The New York Times chronicles the how going taller and building in backyards with more units through duplexes and accessory dwelling units in San Diego’s Clairemont neighborhood, built during the 1950s, is impacting long-time residents, flippers, developers, and local elected officials.

The suburban dream that Ms. Coats’s family bought into has become the American housing system. Reforming it is key to any number of existential problems, including reducing segregation and wealth inequality or combating sprawl and climate change (transportation accounts for about a third of the nation’s carbon dioxide emissions). 

But the process will be long and difficult, as single-family neighborhoods are America’s predominant form of living and homeowners broadly enjoy them.

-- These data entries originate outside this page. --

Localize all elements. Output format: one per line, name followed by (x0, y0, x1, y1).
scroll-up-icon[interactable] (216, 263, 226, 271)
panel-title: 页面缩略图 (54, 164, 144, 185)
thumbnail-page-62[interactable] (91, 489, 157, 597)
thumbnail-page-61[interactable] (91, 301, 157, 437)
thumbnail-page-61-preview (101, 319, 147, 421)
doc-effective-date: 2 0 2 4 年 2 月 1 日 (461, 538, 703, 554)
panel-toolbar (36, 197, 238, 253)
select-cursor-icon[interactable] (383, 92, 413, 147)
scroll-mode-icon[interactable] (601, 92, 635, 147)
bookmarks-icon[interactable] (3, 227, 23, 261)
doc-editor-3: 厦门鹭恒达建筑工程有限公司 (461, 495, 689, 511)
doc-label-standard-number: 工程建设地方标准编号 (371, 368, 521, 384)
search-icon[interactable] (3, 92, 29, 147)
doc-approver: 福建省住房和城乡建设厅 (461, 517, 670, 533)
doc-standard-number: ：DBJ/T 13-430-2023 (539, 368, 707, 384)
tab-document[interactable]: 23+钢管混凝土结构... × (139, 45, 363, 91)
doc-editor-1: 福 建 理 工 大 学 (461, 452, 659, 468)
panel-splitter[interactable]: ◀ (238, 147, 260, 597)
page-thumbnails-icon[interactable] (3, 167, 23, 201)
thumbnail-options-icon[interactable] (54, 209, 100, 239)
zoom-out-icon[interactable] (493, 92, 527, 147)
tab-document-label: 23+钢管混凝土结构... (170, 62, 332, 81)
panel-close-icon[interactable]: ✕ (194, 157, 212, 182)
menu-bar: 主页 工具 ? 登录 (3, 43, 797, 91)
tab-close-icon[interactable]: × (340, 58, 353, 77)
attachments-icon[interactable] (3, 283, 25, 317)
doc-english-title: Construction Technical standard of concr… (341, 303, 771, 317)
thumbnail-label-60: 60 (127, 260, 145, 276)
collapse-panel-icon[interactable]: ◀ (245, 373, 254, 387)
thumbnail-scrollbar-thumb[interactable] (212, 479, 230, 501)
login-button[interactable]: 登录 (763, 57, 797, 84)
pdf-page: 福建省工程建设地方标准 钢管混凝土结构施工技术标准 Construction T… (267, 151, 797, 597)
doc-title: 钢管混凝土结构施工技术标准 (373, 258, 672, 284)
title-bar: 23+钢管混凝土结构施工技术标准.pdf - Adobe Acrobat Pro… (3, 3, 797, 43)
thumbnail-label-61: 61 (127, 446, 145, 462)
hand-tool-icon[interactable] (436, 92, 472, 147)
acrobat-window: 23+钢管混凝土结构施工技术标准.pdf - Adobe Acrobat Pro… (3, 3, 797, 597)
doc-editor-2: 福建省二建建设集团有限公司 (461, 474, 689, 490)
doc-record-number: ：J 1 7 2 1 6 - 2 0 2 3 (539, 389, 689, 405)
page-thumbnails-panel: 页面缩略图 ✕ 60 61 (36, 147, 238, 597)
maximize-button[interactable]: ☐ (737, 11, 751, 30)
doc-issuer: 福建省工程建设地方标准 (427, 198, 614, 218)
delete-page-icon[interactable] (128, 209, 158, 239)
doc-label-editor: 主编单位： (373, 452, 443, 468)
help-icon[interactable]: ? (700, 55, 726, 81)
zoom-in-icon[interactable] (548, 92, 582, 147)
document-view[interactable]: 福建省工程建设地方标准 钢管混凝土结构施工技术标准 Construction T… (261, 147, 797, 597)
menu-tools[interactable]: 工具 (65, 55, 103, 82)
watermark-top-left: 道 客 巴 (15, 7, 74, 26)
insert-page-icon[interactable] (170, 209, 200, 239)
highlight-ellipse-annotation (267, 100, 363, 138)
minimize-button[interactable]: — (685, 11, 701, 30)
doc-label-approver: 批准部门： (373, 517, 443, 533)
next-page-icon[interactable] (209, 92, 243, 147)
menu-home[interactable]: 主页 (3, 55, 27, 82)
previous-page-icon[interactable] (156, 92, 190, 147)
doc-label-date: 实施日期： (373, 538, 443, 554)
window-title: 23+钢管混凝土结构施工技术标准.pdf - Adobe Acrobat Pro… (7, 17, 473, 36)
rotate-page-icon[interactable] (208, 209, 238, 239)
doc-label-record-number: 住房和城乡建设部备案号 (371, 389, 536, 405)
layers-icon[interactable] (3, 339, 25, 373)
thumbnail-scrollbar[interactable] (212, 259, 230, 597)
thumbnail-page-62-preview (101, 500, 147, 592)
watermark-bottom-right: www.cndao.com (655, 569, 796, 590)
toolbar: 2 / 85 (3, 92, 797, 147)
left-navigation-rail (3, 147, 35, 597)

The implications go way beyond geography. The America that prevailed when Ms. Coats’s family of six moved to Baxter Street was a more middle-class country, where women had about 3.5 children on average. Today inequality is much starker, and the fertility rate has been cut in half as adults remain single longer and have fewer or no children after they pair up. Members of the millennial generation continue to lag their parents in homeownership, and 20 percent of U.S. households are multigenerational — up from 12 percent in 1980 — as families grapple with the cost of living.

In other words, the pressure to remake neighborhoods like Clairemont is due not to some sudden shift in what people want out of a home but rather to the sweeping social changes that have already played out inside them.